Positive Vibes

Language & Contextualisation

Meaningful research processes contribute to building a stronger evidence base for programming and advocacy. To that end, PV partnered with the Human Sciences Research Council (HSRC) in 2017 to deliver a Learning From Innovation (LFI) project to learn from the implementation of LILO in Uganda, drawing secondary data from neighbouring Tanzania.

Through implementing this process, the feedback from LILO facilitators and participants, and subsequent critical dialogues between the HSRC and PV, two key challenges emerged in relation to the LILO methodology and its implementation: the issue of language and of contextualisation. These suggest possible changes, both methodological and in terms of partner engagement to the LILO approach.

Language innovation

Having to use English removes us from our cultures. It others us. – Khanyi Mkhwanazi, queer activist and writer. Language is one of the first entry points of broad-based engagement with LGBT+ communities, religious and traditional leaders, policymakers and government representatives among others, and determines the tone and often outcomes of such engagement. As a result, the process of engaging critically with the use of language in LILO is an important component in the translation of the materials and process into contextually and locally relevant experiences that participants can engage with.
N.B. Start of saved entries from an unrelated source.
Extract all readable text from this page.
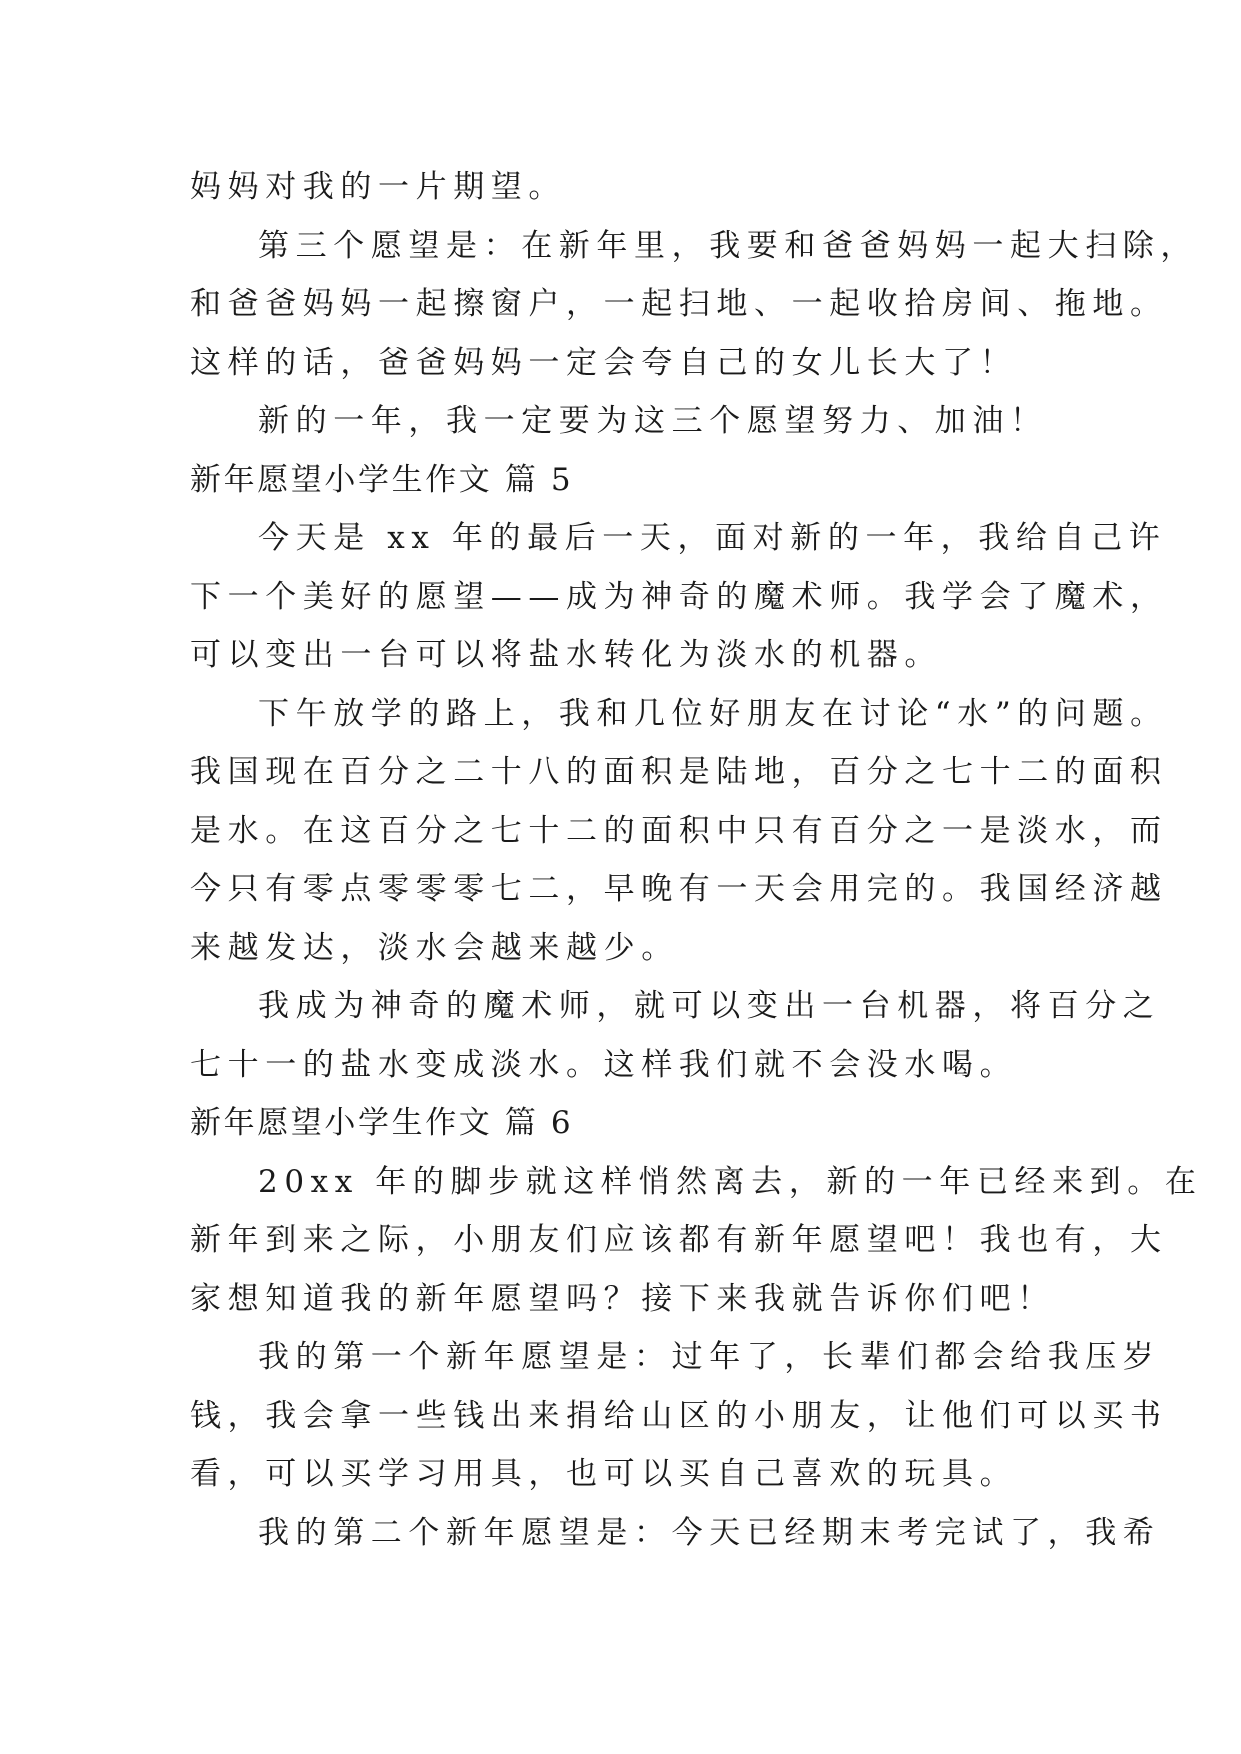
妈妈对我的一片期望。
第三个愿望是：在新年里，我要和爸爸妈妈一起大扫除，
和爸爸妈妈一起擦窗户，一起扫地、一起收拾房间、拖地。
这样的话，爸爸妈妈一定会夸自己的女儿长大了！
新的一年，我一定要为这三个愿望努力、加油！
新年愿望小学生作文 篇 5
今天是 xx 年的最后一天，面对新的一年，我给自己许
下一个美好的愿望——成为神奇的魔术师。我学会了魔术，
可以变出一台可以将盐水转化为淡水的机器。
下午放学的路上，我和几位好朋友在讨论“水”的问题。
我国现在百分之二十八的面积是陆地，百分之七十二的面积
是水。在这百分之七十二的面积中只有百分之一是淡水，而
今只有零点零零零七二，早晚有一天会用完的。我国经济越
来越发达，淡水会越来越少。
我成为神奇的魔术师，就可以变出一台机器，将百分之
七十一的盐水变成淡水。这样我们就不会没水喝。
新年愿望小学生作文 篇 6
20xx 年的脚步就这样悄然离去，新的一年已经来到。在
新年到来之际，小朋友们应该都有新年愿望吧！我也有，大
家想知道我的新年愿望吗？接下来我就告诉你们吧！
我的第一个新年愿望是：过年了，长辈们都会给我压岁
钱，我会拿一些钱出来捐给山区的小朋友，让他们可以买书
看，可以买学习用具，也可以买自己喜欢的玩具。
我的第二个新年愿望是：今天已经期末考完试了，我希
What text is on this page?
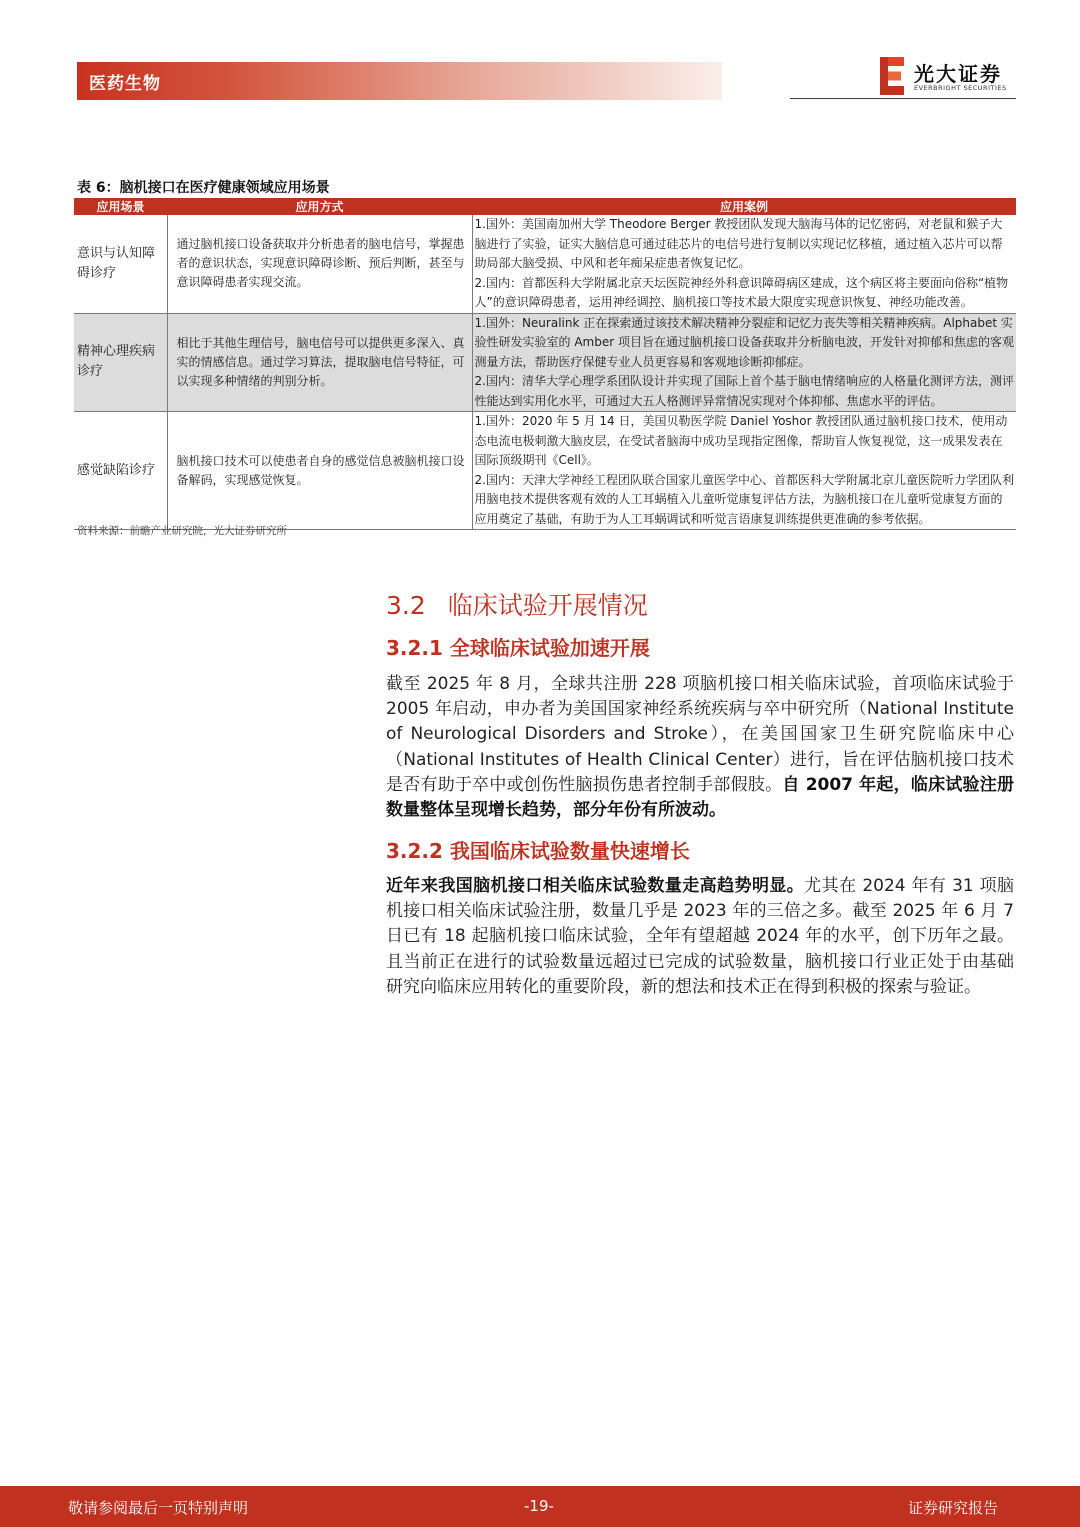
医药生物	光大证券
EVERBRIGHT SECURITIES
表 6：脑机接口在医疗健康领域应用场景
应用场景	应用方式	应用案例
意识与认知障碍诊疗	通过脑机接口设备获取并分析患者的脑电信号，掌握患者的意识状态，实现意识障碍诊断、预后判断，甚至与意识障碍患者实现交流。	1.国外：美国南加州大学 Theodore Berger 教授团队发现大脑海马体的记忆密码，对老鼠和猴子大脑进行了实验，证实大脑信息可通过硅芯片的电信号进行复制以实现记忆移植，通过植入芯片可以帮助局部大脑受损、中风和老年痴呆症患者恢复记忆。
2.国内：首都医科大学附属北京天坛医院神经外科意识障碍病区建成，这个病区将主要面向俗称“植物人”的意识障碍患者，运用神经调控、脑机接口等技术最大限度实现意识恢复、神经功能改善。

精神心理疾病诊疗	相比于其他生理信号，脑电信号可以提供更多深入、真实的情感信息。通过学习算法，提取脑电信号特征，可以实现多种情绪的判别分析。	1.国外：Neuralink 正在探索通过该技术解决精神分裂症和记忆力丧失等相关精神疾病。Alphabet 实验性研发实验室的 Amber 项目旨在通过脑机接口设备获取并分析脑电波，开发针对抑郁和焦虑的客观测量方法，帮助医疗保健专业人员更容易和客观地诊断抑郁症。
2.国内：清华大学心理学系团队设计并实现了国际上首个基于脑电情绪响应的人格量化测评方法，测评性能达到实用化水平，可通过大五人格测评异常情况实现对个体抑郁、焦虑水平的评估。

感觉缺陷诊疗	脑机接口技术可以使患者自身的感觉信息被脑机接口设备解码，实现感觉恢复。	1.国外：2020 年 5 月 14 日，美国贝勒医学院 Daniel Yoshor 教授团队通过脑机接口技术，使用动态电流电极刺激大脑皮层，在受试者脑海中成功呈现指定图像，帮助盲人恢复视觉，这一成果发表在国际顶级期刊《Cell》。
2.国内：天津大学神经工程团队联合国家儿童医学中心、首都医科大学附属北京儿童医院听力学团队利用脑电技术提供客观有效的人工耳蜗植入儿童听觉康复评估方法，为脑机接口在儿童听觉康复方面的应用奠定了基础，有助于为人工耳蜗调试和听觉言语康复训练提供更准确的参考依据。
资料来源：前瞻产业研究院，光大证券研究所
3.2 临床试验开展情况
3.2.1 全球临床试验加速开展
截至 2025 年 8 月，全球共注册 228 项脑机接口相关临床试验，首项临床试验于 2005 年启动，申办者为美国国家神经系统疾病与卒中研究所（National Institute of Neurological Disorders and Stroke），在美国国家卫生研究院临床中心（National Institutes of Health Clinical Center）进行，旨在评估脑机接口技术是否有助于卒中或创伤性脑损伤患者控制手部假肢。自 2007 年起，临床试验注册数量整体呈现增长趋势，部分年份有所波动。
3.2.2 我国临床试验数量快速增长
近年来我国脑机接口相关临床试验数量走高趋势明显。尤其在 2024 年有 31 项脑机接口相关临床试验注册，数量几乎是 2023 年的三倍之多。截至 2025 年 6 月 7 日已有 18 起脑机接口临床试验，全年有望超越 2024 年的水平，创下历年之最。且当前正在进行的试验数量远超过已完成的试验数量，脑机接口行业正处于由基础研究向临床应用转化的重要阶段，新的想法和技术正在得到积极的探索与验证。
敬请参阅最后一页特别声明	-19-	证券研究报告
Contextualisation is a key determinant of successful LILO engagement. LILO methodology is broadly relevant to local contexts in Tanzania and Uganda as it speaks directly to universal concerns of conscientisation and personalisation that are relevant in a broad range of geographical contexts. The core theory of change of PV—that personalisation leads to increased self-efficacy and engagement in social transformation—continues to hold true despite at times extremely hostile socio-political and cultural realities. What would enhance the application of this theory through programme design and implementation is a greater level of contextual awareness and participant involvement earlier in the process. For LILO to fully activate processes of participation, personalisation, conscientisation and taking action for change, it is important that the framing of the work sits well with culture, language and lived experience in Tanzania and Uganda. Participant feedback indicated that they wanted to see themselves represented by more familiar characters and situations in case studies and role plays in the LILO curriculum which points towards issues of representation. This was apparent in the feedback from some participants who indicated that there needed to be more use of local examples in elucidating some of the concepts at the heart of LILO. This is not only a methodological process but also a political one, recognising as it does the experience, knowledge and wisdom of local actors in co-creating the LILO process and where necessary recasting, reformulating or adjusting the process so as to more deeply engage with and speak to the lived realities and life worlds of participants.

Overall, LILO and PV’s work constitutes innovation on two fronts: in terms of its core focus on conscientisation and personalisation in service to social change; and in relation to the potential for much deeper levels of co-creation of knowledge and learning with local partners and stakeholders. This process of collaborative inquiry sets PV and LILO apart from the more typical development intervention that has originated in other contexts, generally in the West, and is being rolled out globally in a homogenous fashion.